Demokratik ekosisteme müdahale
Göteborgs-Posten, AB'nin sosyal tarafların daha iyi çözebileceği bir konuya müdahil olduğu eleştirisinde bulunuyor:
“Çalışma süresi direktifi şüphesiz iyi bir amaç güdüyor. Herkesin dinlenmeye hakkı vardır. Ancak farklı işler, farklı koşullar gerektirebiliyor. İsveç modelinin güçlü yönü işte tam da bu: her işyerine ve her mesleğe uygun düşecek kuralları müzakere etmenin mümkün olması. İsveç'in işgücü piyasası Brüksel tarafından düzenlenirse, bu esneklik ortadan kalkar. Aynısı, çalışanların karar alma süreçlerine katılımı için de geçerli. Zira AB direktifi yalnızca İsveç işgücü piyasası modeline değil, demokratik ekosisteme de bir müdahale anlamına geliyor.”

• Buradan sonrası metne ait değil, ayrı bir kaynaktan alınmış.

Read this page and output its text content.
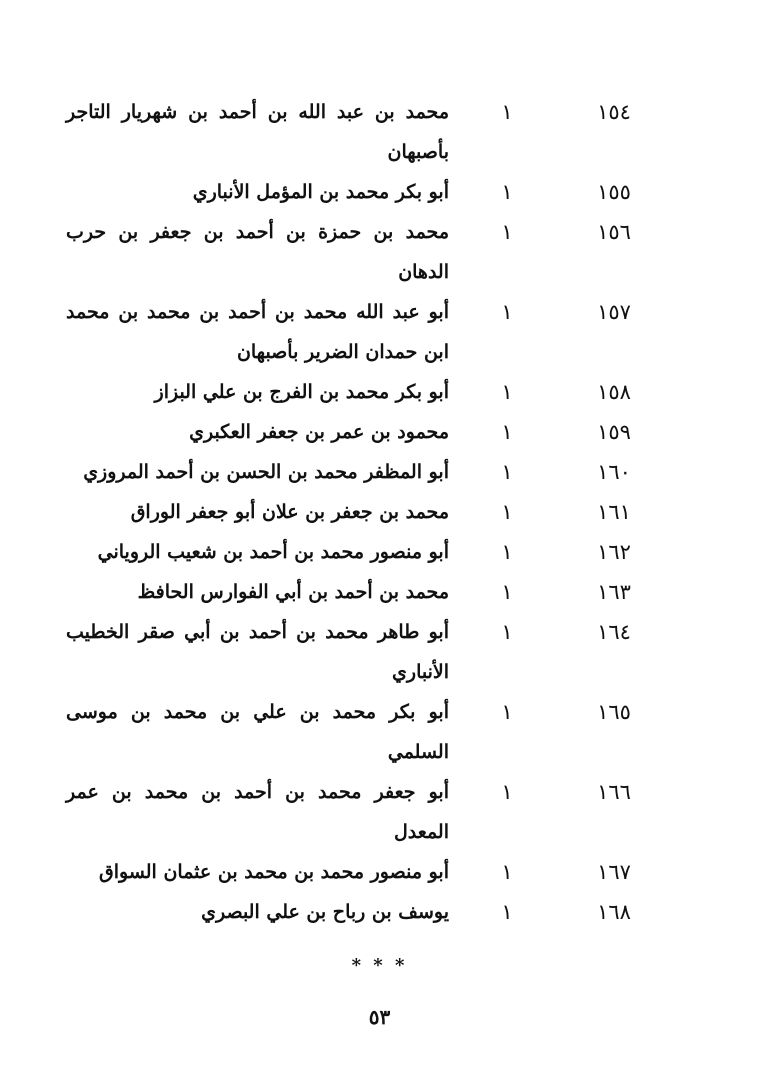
١٥٤
١
محمد بن عبد الله بن أحمد بن شهريار التاجر بأصبهان
١٥٥
١
أبو بكر محمد بن المؤمل الأنباري
١٥٦
١
محمد بن حمزة بن أحمد بن جعفر بن حرب الدهان
١٥٧
١
أبو عبد الله محمد بن أحمد بن محمد بن محمد ابن حمدان الضرير بأصبهان
١٥٨
١
أبو بكر محمد بن الفرج بن علي البزاز
١٥٩
١
محمود بن عمر بن جعفر العكبري
١٦٠
١
أبو المظفر محمد بن الحسن بن أحمد المروزي
١٦١
١
محمد بن جعفر بن علان أبو جعفر الوراق
١٦٢
١
أبو منصور محمد بن أحمد بن شعيب الروياني
١٦٣
١
محمد بن أحمد بن أبي الفوارس الحافظ
١٦٤
١
أبو طاهر محمد بن أحمد بن أبي صقر الخطيب الأنباري
١٦٥
١
أبو بكر محمد بن علي بن محمد بن موسى السلمي
١٦٦
١
أبو جعفر محمد بن أحمد بن محمد بن عمر المعدل
١٦٧
١
أبو منصور محمد بن محمد بن عثمان السواق
١٦٨
١
يوسف بن رباح بن علي البصري
* * *
٥٣
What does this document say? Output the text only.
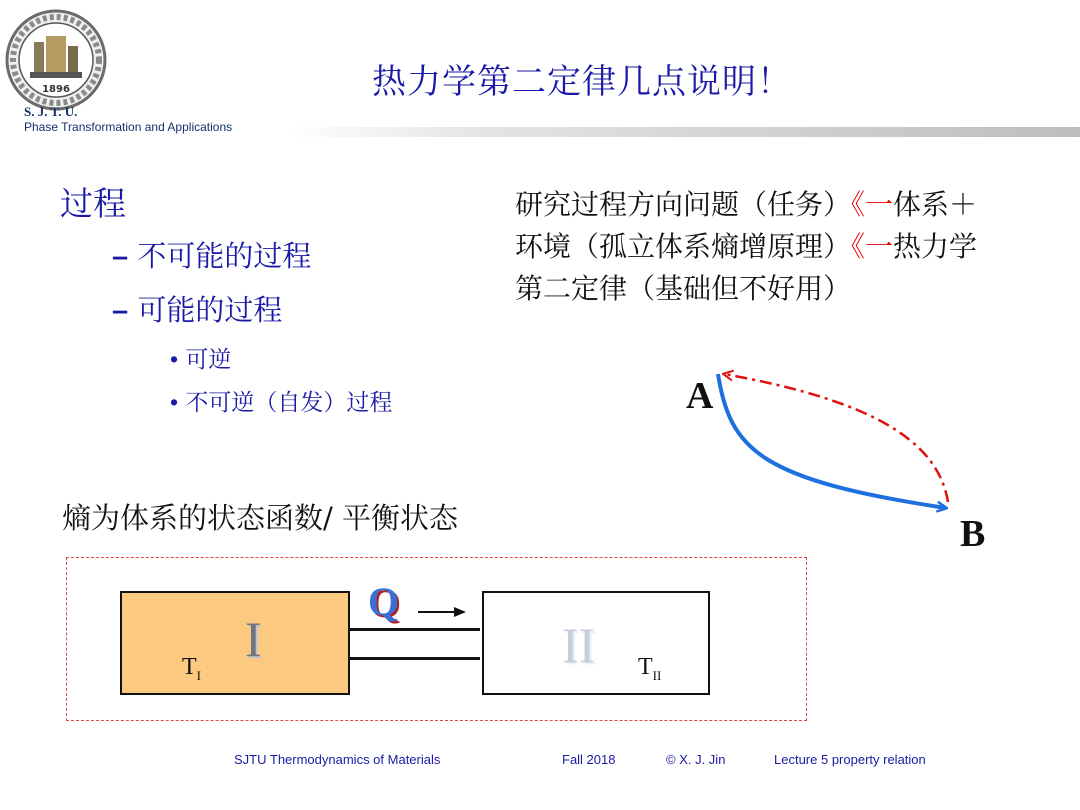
1896
S. J. T. U.
Phase Transformation and Applications
热力学第二定律几点说明！
过程
– 不可能的过程
– 可能的过程
• 可逆
• 不可逆（自发）过程
研究过程方向问题（任务）《一体系＋环境（孤立体系熵增原理）《一热力学第二定律（基础但不好用）
A
B
熵为体系的状态函数/ 平衡状态
I	II
$T_I$	$T_{II}$
Q
SJTU Thermodynamics of Materials	Fall 2018	© X. J. Jin	Lecture 5 property relation
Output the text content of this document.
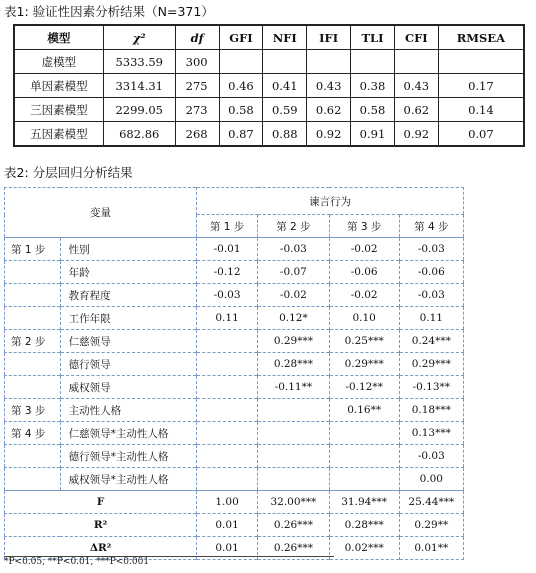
表1: 验证性因素分析结果（N=371）
模型	χ²	df	GFI	NFI	IFI	TLI	CFI	RMSEA
虚模型	5333.59	300						
单因素模型	3314.31	275	0.46	0.41	0.43	0.38	0.43	0.17
三因素模型	2299.05	273	0.58	0.59	0.62	0.58	0.62	0.14
五因素模型	682.86	268	0.87	0.88	0.92	0.91	0.92	0.07
表2: 分层回归分析结果
变量		谏言行为			
		第 1 步	第 2 步	第 3 步	第 4 步
第 1 步	性别	-0.01	-0.03	-0.02	-0.03
	年龄	-0.12	-0.07	-0.06	-0.06
	教育程度	-0.03	-0.02	-0.02	-0.03
	工作年限	0.11	0.12*	0.10	0.11
第 2 步	仁慈领导		0.29***	0.25***	0.24***
	德行领导		0.28***	0.29***	0.29***
	威权领导		-0.11**	-0.12**	-0.13**
第 3 步	主动性人格			0.16**	0.18***
第 4 步	仁慈领导*主动性人格				0.13***
	德行领导*主动性人格				-0.03
	威权领导*主动性人格				0.00
F		1.00	32.00***	31.94***	25.44***
R²		0.01	0.26***	0.28***	0.29**
ΔR²		0.01	0.26***	0.02***	0.01**
*P<0.05, **P<0.01, ***P<0.001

İtfaiyeciler yeterince dinlenmeli
Upsala Nya Tidning konuyu şöyle değerlendiriyor:
“İtfaiye personelinin çıkarları, halkın iyi işleyen bir arama kurtarma hizmetine yönelik çıkarlarıyla doğal olarak çelişiyor. ... Halihazırda 20 saattir çalışmakta olan birinin yangına müdahale etmesi pek de uygun değil. Ama yönetmeliğe göre 24 saatlik nöbet sonrası sekiz saat uyku hakkı tanınıyor, diye itirazlar gelebilir. ... Ancak bu uyku da işin doğası gereği garanti değil. Kimi zaman personel, sürekli hareket halinde olmak zorunda kalabiliyor. Tıpkı bir bakıcının, hastasının günün herhangi bir saatinde yardıma ihtiyaç duyabileceği gerçeğine hazırlıklı olması gibi. Ne olur ne olmaz diye, yüzde yüz tetikte olmak gerekiyor. Yurttaşlar bu hizmet için vergi ödüyor.”